Beim Durchspielen des 2D-Horrorfests war ich im Flow gefangen, lediglich der finale Abschnitt ließ mich aufgrund einer Schwierigkeitsspitze das ansonsten gut ausbalancierte Spiel frustriert pausieren. Gamedesign und Präsentation sind in Carrion mit viel Augenmaß handgefertigt. Das gestraffte und abwechslungsreiche Spielerlebnis langweilt zu keinem Zeitpunkt und lässt keine Durchhänger aufkommen. Mal rollst du wie eine massive Fleischwalze durch den Raum, um alles zu vertilgen, mal musst du deine Fähigkeiten mit Hirnschmalz und Präzision einsetzen, um den weiteren Weg zu ergründen. Lediglich die bei steigender Masse fummelige Steuerung durch enge Passagen fällt störend auf: Das Gleiche gilt für das Zielen mit der Netzfertigkeit. Dass dieses Spiel von nur zwei Entwicklern geschaffen wurde, ist kaum zu glauben. Sebastian Krośkiewicz und Krzysztof Chomiki haben sich hier selbst übertroffen.
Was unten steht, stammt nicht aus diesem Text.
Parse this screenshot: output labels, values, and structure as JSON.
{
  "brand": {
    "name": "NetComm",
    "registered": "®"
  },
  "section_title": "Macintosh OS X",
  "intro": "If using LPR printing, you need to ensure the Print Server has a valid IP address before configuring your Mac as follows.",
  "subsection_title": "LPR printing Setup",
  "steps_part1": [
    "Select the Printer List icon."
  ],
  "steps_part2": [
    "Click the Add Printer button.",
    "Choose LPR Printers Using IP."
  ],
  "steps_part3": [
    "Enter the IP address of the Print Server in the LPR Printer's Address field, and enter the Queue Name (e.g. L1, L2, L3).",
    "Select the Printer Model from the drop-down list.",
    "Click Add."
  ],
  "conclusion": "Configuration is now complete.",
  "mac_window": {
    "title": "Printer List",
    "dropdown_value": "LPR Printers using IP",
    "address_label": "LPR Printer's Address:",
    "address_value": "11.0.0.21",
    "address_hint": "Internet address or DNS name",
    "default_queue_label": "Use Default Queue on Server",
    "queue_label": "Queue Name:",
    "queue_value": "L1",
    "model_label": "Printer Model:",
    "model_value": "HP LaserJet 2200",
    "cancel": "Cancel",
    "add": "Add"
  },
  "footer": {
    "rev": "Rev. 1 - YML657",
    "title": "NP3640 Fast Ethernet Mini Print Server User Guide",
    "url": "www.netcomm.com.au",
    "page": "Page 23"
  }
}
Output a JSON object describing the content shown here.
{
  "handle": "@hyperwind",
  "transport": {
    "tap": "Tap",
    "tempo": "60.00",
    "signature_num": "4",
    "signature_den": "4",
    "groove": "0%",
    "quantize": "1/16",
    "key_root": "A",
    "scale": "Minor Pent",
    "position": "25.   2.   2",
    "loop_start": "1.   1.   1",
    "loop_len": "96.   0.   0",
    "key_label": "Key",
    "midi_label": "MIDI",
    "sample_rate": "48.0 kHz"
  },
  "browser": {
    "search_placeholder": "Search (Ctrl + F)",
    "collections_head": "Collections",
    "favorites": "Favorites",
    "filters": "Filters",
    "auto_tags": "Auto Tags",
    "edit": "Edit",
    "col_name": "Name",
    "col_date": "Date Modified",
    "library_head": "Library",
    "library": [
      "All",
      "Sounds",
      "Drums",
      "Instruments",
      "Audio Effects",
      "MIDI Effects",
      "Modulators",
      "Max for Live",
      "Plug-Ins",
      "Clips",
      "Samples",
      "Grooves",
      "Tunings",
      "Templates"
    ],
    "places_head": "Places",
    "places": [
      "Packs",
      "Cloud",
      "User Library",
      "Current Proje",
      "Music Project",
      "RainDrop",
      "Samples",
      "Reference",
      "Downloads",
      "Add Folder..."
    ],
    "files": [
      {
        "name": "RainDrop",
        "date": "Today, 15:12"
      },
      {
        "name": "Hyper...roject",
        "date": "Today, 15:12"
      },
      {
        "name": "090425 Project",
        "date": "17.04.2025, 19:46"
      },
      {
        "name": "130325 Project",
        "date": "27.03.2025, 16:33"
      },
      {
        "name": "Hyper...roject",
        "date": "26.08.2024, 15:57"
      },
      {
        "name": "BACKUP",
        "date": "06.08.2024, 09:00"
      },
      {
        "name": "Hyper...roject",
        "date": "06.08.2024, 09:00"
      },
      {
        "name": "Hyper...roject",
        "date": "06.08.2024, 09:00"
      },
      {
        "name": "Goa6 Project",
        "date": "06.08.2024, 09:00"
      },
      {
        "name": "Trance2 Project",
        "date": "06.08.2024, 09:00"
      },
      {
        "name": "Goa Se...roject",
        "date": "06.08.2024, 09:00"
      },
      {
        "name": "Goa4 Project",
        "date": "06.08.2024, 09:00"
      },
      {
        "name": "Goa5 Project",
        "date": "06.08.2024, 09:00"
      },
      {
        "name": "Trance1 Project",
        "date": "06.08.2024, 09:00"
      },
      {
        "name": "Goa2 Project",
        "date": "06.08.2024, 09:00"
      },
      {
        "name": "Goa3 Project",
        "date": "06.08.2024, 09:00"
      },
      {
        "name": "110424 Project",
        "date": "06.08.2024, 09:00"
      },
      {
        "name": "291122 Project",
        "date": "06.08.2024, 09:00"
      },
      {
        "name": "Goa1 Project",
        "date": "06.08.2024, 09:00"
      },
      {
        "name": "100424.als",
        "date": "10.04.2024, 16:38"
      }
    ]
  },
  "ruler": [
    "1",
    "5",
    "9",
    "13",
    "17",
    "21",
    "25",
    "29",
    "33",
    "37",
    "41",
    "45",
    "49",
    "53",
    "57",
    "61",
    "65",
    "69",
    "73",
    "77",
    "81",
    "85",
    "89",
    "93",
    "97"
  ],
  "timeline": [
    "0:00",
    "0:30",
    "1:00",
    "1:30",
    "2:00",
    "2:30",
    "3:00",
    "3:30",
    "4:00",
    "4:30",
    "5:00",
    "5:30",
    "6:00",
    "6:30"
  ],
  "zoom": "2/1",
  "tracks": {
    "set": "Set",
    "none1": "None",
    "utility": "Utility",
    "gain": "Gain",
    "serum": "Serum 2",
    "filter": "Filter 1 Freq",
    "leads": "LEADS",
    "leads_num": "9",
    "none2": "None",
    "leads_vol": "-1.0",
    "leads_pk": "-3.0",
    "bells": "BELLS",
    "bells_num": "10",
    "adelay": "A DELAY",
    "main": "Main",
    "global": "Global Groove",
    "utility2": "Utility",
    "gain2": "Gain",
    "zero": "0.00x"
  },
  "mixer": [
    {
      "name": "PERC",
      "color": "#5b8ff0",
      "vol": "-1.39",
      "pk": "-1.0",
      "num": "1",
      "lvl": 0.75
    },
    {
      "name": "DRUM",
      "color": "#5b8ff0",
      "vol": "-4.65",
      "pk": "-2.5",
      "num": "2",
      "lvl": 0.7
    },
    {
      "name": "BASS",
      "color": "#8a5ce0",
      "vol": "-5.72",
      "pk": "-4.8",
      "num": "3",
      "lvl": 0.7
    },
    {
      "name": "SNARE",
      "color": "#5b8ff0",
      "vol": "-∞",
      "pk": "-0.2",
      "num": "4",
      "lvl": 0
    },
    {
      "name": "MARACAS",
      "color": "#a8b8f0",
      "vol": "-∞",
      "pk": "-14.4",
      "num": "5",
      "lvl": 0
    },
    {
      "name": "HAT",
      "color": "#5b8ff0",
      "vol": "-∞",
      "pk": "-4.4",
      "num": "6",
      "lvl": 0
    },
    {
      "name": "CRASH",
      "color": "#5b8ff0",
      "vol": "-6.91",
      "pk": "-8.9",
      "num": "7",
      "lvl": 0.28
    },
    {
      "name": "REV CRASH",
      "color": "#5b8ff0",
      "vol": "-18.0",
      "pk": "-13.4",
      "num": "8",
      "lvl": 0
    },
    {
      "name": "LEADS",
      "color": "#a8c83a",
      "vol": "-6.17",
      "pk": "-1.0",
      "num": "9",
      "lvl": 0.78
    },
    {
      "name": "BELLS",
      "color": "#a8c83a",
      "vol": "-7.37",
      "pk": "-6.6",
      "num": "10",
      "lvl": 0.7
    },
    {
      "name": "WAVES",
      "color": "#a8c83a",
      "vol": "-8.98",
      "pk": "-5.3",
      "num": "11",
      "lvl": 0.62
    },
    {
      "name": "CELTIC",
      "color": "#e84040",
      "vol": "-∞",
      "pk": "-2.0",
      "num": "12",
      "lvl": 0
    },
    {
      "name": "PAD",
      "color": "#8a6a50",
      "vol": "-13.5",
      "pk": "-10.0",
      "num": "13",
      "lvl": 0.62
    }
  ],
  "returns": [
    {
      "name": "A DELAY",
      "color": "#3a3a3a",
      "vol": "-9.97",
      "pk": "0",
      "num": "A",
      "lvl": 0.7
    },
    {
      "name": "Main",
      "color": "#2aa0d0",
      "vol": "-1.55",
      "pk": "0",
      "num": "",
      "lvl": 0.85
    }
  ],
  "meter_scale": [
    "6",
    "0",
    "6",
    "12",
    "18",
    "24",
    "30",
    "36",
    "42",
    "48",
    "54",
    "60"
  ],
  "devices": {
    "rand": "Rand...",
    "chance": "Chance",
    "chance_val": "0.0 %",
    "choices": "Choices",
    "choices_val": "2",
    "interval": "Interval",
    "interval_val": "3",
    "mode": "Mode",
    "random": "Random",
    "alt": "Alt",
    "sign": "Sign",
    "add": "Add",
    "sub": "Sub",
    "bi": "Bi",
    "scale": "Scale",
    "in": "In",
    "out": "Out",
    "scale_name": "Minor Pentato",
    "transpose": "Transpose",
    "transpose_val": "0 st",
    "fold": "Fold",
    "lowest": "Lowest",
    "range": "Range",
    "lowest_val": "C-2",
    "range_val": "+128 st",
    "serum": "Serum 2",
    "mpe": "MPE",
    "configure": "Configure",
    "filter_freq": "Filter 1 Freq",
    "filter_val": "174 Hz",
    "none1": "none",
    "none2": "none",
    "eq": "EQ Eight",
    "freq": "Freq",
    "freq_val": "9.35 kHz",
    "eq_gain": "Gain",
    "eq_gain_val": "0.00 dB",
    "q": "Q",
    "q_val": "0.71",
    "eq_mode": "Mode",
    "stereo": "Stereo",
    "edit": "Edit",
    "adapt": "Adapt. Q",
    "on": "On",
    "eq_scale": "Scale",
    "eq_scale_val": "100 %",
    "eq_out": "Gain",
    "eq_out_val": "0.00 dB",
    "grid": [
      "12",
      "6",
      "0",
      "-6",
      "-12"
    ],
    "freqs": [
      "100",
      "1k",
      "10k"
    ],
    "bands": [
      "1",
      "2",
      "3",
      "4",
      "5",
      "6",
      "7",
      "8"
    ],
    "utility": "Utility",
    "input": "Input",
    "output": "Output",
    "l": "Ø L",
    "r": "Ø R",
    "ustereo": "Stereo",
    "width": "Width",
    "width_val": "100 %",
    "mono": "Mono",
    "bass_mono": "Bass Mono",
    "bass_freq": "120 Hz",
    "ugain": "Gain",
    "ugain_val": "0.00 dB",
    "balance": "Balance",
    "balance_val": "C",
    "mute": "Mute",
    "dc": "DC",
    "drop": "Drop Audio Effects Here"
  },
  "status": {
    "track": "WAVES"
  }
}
Die Publisher von Devolver Digital  beweisen wieder einmal ein goldenes Händchen und bescheren mir nach Sludge Life ein weiteres Highlight des Spielejahres 2020.

8/10 ☣️

Developer: Phobia Game Studio
Publisher: Devolver Digital
Genre: Horror, Metroidvania
Team: Sebastian Krośkiewicz (Programming & Development), Krzysztof Chomiki (Game & Leveldesign)
Musik: Cris Velasco
Auszeichnungen: Best in Show (Gamescom 2019), Best of Show Nominee (E3 2019), Indie Grand Prix (Pixel Awards 2018), People’s Choice 1st Place (The Mix 2018), Best Indie Game & Community Vote (Digital Dragons Indie Showcase 2018)
Veröffentlichung: 23. Juli 2020 (Steam, Xbox One, Xbox GamePass, Switch)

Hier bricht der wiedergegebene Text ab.